Drupal 6.x · No known problemsLast modified: January 13, 2009 - 16:46
If you are running more than one Drupal site, you can simplify management and upgrading of your sites by using the multi-site feature. Multi site allows you to share a single Drupal installation (including contributed modules and themes) among several sites. This is particularly useful for managing the code since each upgrade only needs to be done once.
Each site would continue to have it's own database and its own configuration settings so each site would have entirely different content and you can still specify the theme, modules and other settings for each site.
To configure a new site
Create a new database for the site
Create a new subdirectory of the 'sites' directory.
Copy the settings.php file from the 'default' directory to the new directory.
Open the settings.php file in a text editor and specify the settings for the new site.
In your browser, navigate to the URL of the new site and continue with the standard Drupal installation procedure.
Domains and URLs
The new directory name is constructed from the site's URL. The configuration for www.example.com could be in 'sites/example.com/settings.php'. Note that 'www.' is not required to access your site at http://example.com/ - *.example.com is served from that directory unless a subdomain is also defined. You should also adjust .htaccess to redirect www to example.com.
You can also use sub domains and subdirectories for Drupal sites. For example, example.com, sub.example.com, and sub.example.com/site3 can all be defined as independent Drupal sites using the following directory setup:
sites/default/settings.php
sites/example.com/settings.php
sites/example.com.site3/settings.php
sites/sub.example.com/settings.php
sites/sub.example.com.site3/settings.php
If you are installing on a non-standard port, the port number is treated as the deepest sub domain. For example:
http://www.example.com:8080/ could be loaded from sites/8080.example.com/. The port number will be removed according to the pattern above if no port-specific configuration is found, just like a real sub domain.
Each site configuration can have its own site-specific modules and themes in addition to those installed in the standard 'modules' and 'themes' directories.
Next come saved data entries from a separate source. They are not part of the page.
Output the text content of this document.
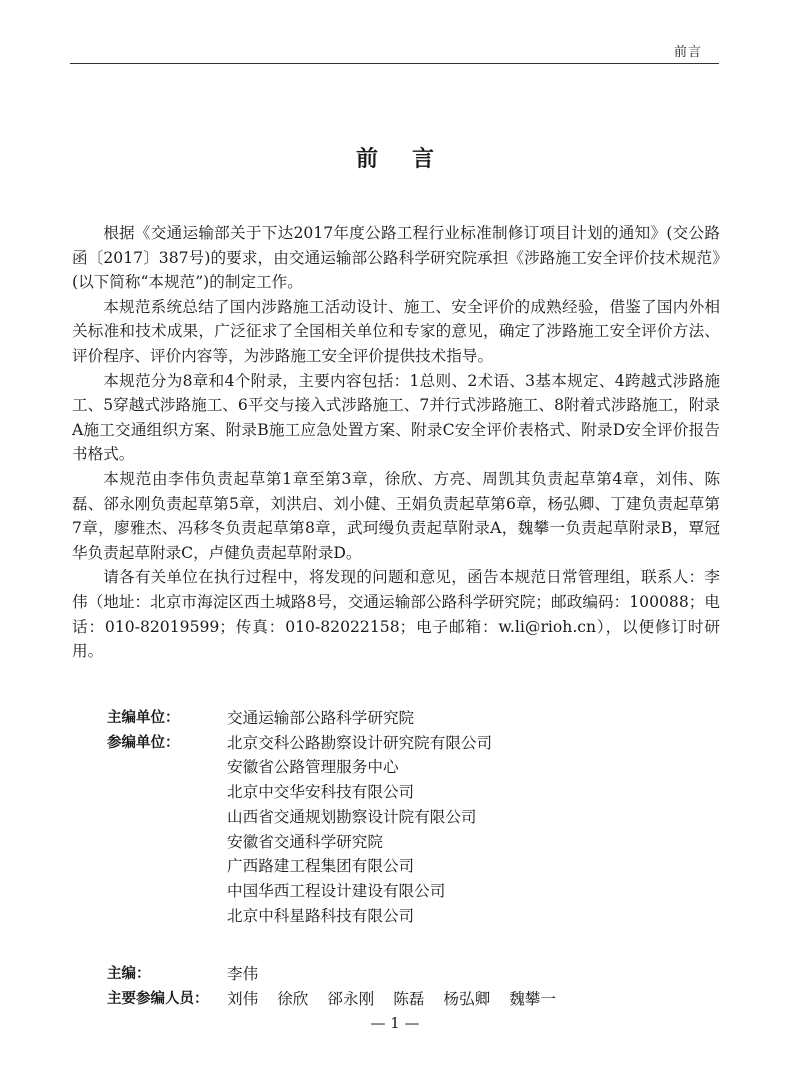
前言
前言

根据《交通运输部关于下达2017年度公路工程行业标准制修订项目计划的通知》(交公路函〔2017〕387号)的要求，由交通运输部公路科学研究院承担《涉路施工安全评价技术规范》(以下简称“本规范”)的制定工作。

本规范系统总结了国内涉路施工活动设计、施工、安全评价的成熟经验，借鉴了国内外相关标准和技术成果，广泛征求了全国相关单位和专家的意见，确定了涉路施工安全评价方法、评价程序、评价内容等，为涉路施工安全评价提供技术指导。

本规范分为8章和4个附录，主要内容包括：1总则、2术语、3基本规定、4跨越式涉路施工、5穿越式涉路施工、6平交与接入式涉路施工、7并行式涉路施工、8附着式涉路施工，附录A施工交通组织方案、附录B施工应急处置方案、附录C安全评价表格式、附录D安全评价报告书格式。

本规范由李伟负责起草第1章至第3章，徐欣、方亮、周凯其负责起草第4章，刘伟、陈磊、郤永刚负责起草第5章，刘洪启、刘小健、王娟负责起草第6章，杨弘卿、丁建负责起草第7章，廖雅杰、冯移冬负责起草第8章，武珂缦负责起草附录A，魏攀一负责起草附录B，覃冠华负责起草附录C，卢健负责起草附录D。

请各有关单位在执行过程中，将发现的问题和意见，函告本规范日常管理组，联系人：李伟（地址：北京市海淀区西土城路8号，交通运输部公路科学研究院；邮政编码：100088；电话：010-82019599；传真：010-82022158；电子邮箱：w.li@rioh.cn），以便修订时研用。

主编单位：	交通运输部公路科学研究院
参编单位：	北京交科公路勘察设计研究院有限公司
安徽省公路管理服务中心
北京中交华安科技有限公司
山西省交通规划勘察设计院有限公司
安徽省交通科学研究院
广西路建工程集团有限公司
中国华西工程设计建设有限公司
北京中科星路科技有限公司
主编：	李伟
主要参编人员：	刘伟 徐欣 郤永刚 陈磊 杨弘卿 魏攀一
— 1 —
To use site-specific modules or themes, simply create a 'modules' or 'themes' directory within the site configuration directory. For example, if sub.example.com has a custom theme and a custom module that should not be accessible to other sites, the setup would look like this:
sites/sub.example.com/settings.php
sites/sub.example.com/themes/custom_theme
sites/sub.example.com/modules/custom_module
Document root
One area of frequent confusion is that in a Drupal multisite installation the webserver document root is the same for all sites. For example with the following three sites: example.com, sub.example.com and example.com/site3 there will be a single Drupal folder and all sites will be calling the same index.php file.
Some webhosts automatically create a folder (i.e. example.com) when creating a new domain. In this case it is necessary to create a symbolic link to the Drupal folder.
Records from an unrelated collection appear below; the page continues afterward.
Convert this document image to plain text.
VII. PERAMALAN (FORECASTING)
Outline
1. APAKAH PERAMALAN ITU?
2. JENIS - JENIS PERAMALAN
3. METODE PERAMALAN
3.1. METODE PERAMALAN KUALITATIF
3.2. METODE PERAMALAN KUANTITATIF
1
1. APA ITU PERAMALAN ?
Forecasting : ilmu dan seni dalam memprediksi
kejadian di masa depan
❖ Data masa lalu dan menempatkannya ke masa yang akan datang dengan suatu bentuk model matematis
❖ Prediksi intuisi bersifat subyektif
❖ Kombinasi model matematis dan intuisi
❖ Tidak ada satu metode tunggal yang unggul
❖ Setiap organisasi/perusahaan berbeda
Installing a separate site in subfolders is accomplished by adding it with a dot after the domain name - the site3 example above. This also needs a symlink created from the document root to itself -- e.g. 'ln -s /var/www /var/www/site3'.
Localhost
On many systems it is possible to create entries in a "hosts" file to create aliases for the localhost name for a local workstation. By creating aliases for localhost it is possible to create names such as localdev1.example.com and localdev2.example.com, both for the local computer.